The Vision TSi has a base price of $21,404 but $2,701 worth of "customer preferred options" (upgraded stereo/power-leather seats/power windows/remote door lock/conventional spare tire) and some other options such as "performance handling group" and traction control, that push the bottom line to $24,590.
Nissan's new Altima, priced in the range of $16,000 to $18,000 for well-equipped models (there's supposedly a $13,000 stripper, but don't expect to find many of those), is being marketed as "the affordable luxury car" and, guess what, it's working big time. If you can get a luxury car for $16K, a regular ol' family sedan for nine grand more may be a hard sell.
But the Vision is a much larger car and, truth be told, is about as luxurious as any car sold today. There was a time when it was easy to tell the luxo rides from the everyday stuff. Other than marketing image, that's no longer true. Virtually anything you find on today's most expensive cars can be optioned onto their more plebeian siblings, and the Vision is no exception.
Some final random thoughts and observations on the Eagle Vision:
- Gas mileage is rate at 18 mpg city and 26 mpg highway, nothing to brag about but not too many years ago a car of the Vision's size and weight would have turned in figures half as good. The smaller 3.3 liter engine gets 20/28.

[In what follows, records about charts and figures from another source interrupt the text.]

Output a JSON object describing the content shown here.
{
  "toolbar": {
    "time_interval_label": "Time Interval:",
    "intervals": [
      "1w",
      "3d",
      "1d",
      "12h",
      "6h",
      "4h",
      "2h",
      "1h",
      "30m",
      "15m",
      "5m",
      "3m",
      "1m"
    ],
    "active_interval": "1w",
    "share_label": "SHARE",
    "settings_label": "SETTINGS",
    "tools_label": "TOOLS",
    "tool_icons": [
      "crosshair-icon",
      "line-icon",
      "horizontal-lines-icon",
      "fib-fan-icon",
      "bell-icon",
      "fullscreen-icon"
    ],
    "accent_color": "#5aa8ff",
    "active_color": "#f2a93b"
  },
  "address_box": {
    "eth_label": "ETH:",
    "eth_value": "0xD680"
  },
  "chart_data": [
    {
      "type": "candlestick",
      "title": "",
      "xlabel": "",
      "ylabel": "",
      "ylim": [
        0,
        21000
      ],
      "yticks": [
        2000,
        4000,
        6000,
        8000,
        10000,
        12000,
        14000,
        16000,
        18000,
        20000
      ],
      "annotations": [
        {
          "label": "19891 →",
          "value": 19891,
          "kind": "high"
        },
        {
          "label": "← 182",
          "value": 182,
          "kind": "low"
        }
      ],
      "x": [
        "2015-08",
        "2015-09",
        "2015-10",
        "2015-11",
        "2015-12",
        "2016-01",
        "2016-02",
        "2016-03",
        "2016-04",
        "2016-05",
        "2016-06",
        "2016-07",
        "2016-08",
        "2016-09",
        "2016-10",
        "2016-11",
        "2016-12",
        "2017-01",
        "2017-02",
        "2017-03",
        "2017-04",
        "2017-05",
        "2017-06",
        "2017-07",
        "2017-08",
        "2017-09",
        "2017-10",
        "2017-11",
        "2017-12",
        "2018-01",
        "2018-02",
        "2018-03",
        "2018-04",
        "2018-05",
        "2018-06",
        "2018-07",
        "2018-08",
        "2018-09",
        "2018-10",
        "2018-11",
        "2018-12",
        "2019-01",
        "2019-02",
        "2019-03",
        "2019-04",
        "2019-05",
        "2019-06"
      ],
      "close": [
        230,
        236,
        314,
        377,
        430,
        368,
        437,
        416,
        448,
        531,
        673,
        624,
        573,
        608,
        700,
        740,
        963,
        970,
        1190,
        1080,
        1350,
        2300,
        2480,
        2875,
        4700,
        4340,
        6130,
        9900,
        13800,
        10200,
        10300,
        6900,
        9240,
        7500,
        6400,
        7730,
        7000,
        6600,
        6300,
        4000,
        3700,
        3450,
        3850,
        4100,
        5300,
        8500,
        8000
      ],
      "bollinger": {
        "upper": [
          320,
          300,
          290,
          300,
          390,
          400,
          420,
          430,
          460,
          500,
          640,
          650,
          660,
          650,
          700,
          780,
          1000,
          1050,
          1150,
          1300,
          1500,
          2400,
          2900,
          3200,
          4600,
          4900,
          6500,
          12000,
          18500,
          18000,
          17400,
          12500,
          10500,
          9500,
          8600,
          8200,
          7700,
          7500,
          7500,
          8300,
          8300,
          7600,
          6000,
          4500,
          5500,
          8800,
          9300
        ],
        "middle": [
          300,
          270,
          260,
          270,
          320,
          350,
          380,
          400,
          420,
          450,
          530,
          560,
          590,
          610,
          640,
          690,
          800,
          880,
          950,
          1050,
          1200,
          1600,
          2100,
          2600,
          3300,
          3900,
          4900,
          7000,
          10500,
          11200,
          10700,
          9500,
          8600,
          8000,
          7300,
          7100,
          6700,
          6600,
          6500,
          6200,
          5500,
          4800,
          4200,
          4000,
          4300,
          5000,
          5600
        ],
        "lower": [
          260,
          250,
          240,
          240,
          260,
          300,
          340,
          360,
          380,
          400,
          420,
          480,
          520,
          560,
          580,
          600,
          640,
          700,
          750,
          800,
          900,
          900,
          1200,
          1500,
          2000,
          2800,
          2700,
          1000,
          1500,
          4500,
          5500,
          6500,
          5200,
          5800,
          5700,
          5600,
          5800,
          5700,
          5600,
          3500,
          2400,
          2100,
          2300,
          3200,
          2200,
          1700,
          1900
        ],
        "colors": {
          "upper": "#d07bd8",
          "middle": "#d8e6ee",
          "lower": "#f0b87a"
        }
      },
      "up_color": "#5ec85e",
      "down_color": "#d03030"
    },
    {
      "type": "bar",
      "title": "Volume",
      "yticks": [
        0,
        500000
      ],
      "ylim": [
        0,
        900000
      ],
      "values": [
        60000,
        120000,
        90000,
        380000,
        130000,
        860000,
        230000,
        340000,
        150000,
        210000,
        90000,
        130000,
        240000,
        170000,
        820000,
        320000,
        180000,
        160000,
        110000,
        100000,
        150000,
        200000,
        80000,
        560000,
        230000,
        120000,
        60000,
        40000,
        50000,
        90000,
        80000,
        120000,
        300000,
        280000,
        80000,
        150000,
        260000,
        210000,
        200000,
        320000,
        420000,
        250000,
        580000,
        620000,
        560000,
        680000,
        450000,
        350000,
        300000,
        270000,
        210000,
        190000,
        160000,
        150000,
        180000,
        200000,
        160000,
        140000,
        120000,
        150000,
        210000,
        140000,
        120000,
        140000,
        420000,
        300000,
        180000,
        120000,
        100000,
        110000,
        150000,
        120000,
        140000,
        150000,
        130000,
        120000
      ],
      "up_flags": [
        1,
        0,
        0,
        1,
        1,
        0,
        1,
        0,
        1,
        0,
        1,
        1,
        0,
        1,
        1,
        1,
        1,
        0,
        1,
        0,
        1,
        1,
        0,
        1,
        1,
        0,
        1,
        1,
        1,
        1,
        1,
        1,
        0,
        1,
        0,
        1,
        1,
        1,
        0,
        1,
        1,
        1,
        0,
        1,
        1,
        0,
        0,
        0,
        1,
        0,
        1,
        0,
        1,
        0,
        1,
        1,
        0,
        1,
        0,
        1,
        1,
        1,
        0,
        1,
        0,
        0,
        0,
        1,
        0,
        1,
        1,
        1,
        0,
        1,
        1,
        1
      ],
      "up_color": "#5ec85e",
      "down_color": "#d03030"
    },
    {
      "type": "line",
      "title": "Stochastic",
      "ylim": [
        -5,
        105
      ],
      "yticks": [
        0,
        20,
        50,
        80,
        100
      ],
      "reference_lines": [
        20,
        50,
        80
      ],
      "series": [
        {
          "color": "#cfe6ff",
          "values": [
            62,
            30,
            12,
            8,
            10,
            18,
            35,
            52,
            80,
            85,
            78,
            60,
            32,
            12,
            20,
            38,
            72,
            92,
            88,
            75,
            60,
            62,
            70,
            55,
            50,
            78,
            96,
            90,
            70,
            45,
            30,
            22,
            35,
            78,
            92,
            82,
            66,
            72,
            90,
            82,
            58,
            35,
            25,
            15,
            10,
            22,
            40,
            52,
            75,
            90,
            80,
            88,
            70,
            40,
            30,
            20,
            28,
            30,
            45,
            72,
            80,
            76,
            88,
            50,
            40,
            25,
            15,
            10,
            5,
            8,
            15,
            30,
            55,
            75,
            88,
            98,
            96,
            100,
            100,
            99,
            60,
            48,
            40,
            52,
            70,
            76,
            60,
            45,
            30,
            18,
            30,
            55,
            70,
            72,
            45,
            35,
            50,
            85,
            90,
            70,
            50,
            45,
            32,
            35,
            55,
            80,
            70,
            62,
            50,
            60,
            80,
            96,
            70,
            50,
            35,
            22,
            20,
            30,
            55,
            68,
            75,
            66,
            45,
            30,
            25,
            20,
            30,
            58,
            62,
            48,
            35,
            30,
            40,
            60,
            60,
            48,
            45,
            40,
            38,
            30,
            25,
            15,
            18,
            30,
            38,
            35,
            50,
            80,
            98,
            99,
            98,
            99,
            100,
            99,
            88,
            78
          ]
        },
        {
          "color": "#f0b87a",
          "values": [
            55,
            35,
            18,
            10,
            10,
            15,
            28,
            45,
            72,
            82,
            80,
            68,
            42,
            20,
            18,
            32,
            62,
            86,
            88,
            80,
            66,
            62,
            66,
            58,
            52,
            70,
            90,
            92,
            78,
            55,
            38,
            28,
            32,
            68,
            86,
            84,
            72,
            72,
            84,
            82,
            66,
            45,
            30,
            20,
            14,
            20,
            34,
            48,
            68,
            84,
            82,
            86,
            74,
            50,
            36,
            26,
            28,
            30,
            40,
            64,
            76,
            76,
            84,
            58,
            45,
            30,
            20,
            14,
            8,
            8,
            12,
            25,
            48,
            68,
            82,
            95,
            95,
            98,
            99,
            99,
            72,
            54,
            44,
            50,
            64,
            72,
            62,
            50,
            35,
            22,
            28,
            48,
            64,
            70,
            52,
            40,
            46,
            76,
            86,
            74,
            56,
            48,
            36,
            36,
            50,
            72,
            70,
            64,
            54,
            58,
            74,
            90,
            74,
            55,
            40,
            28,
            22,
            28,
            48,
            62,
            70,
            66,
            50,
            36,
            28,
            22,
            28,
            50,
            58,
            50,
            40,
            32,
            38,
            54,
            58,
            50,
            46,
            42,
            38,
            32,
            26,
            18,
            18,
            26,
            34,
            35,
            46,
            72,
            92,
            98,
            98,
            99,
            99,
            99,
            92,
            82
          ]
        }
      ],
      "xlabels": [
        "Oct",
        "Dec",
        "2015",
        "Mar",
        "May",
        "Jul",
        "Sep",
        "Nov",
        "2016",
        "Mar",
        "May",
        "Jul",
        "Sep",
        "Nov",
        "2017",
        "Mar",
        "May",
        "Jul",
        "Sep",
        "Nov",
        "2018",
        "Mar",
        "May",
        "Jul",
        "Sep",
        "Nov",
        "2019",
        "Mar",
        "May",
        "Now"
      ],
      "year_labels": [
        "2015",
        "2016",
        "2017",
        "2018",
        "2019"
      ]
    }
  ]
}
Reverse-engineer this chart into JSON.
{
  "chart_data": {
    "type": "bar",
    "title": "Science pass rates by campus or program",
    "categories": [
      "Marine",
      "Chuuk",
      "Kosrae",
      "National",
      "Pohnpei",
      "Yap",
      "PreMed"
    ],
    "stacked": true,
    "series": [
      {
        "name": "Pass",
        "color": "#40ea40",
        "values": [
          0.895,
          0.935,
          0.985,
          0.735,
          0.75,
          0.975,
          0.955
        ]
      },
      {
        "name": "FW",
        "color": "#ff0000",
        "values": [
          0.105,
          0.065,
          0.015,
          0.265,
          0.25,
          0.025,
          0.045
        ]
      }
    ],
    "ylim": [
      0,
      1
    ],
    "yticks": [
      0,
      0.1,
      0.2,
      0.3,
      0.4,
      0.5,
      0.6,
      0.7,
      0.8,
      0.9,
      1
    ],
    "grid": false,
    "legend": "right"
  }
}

- The car had standard anti-lock, four-wheel disc brakes and both driver's and passenger side airbags - state-of-the-art safety-wise.
- Beauty is in the eye of the looker (I don't know any beholders) but this looker thinks the Vision is one good-looking automobile.
- The instrument panel is laid out about as nicely as any car on the road, price no object, and the "spatial imaging" sound system turns the Vision into a mini Symphony Hall.
- The $625 extra you will have to pay for the larger engine will be money well-spent. Honest. You'll thank me later.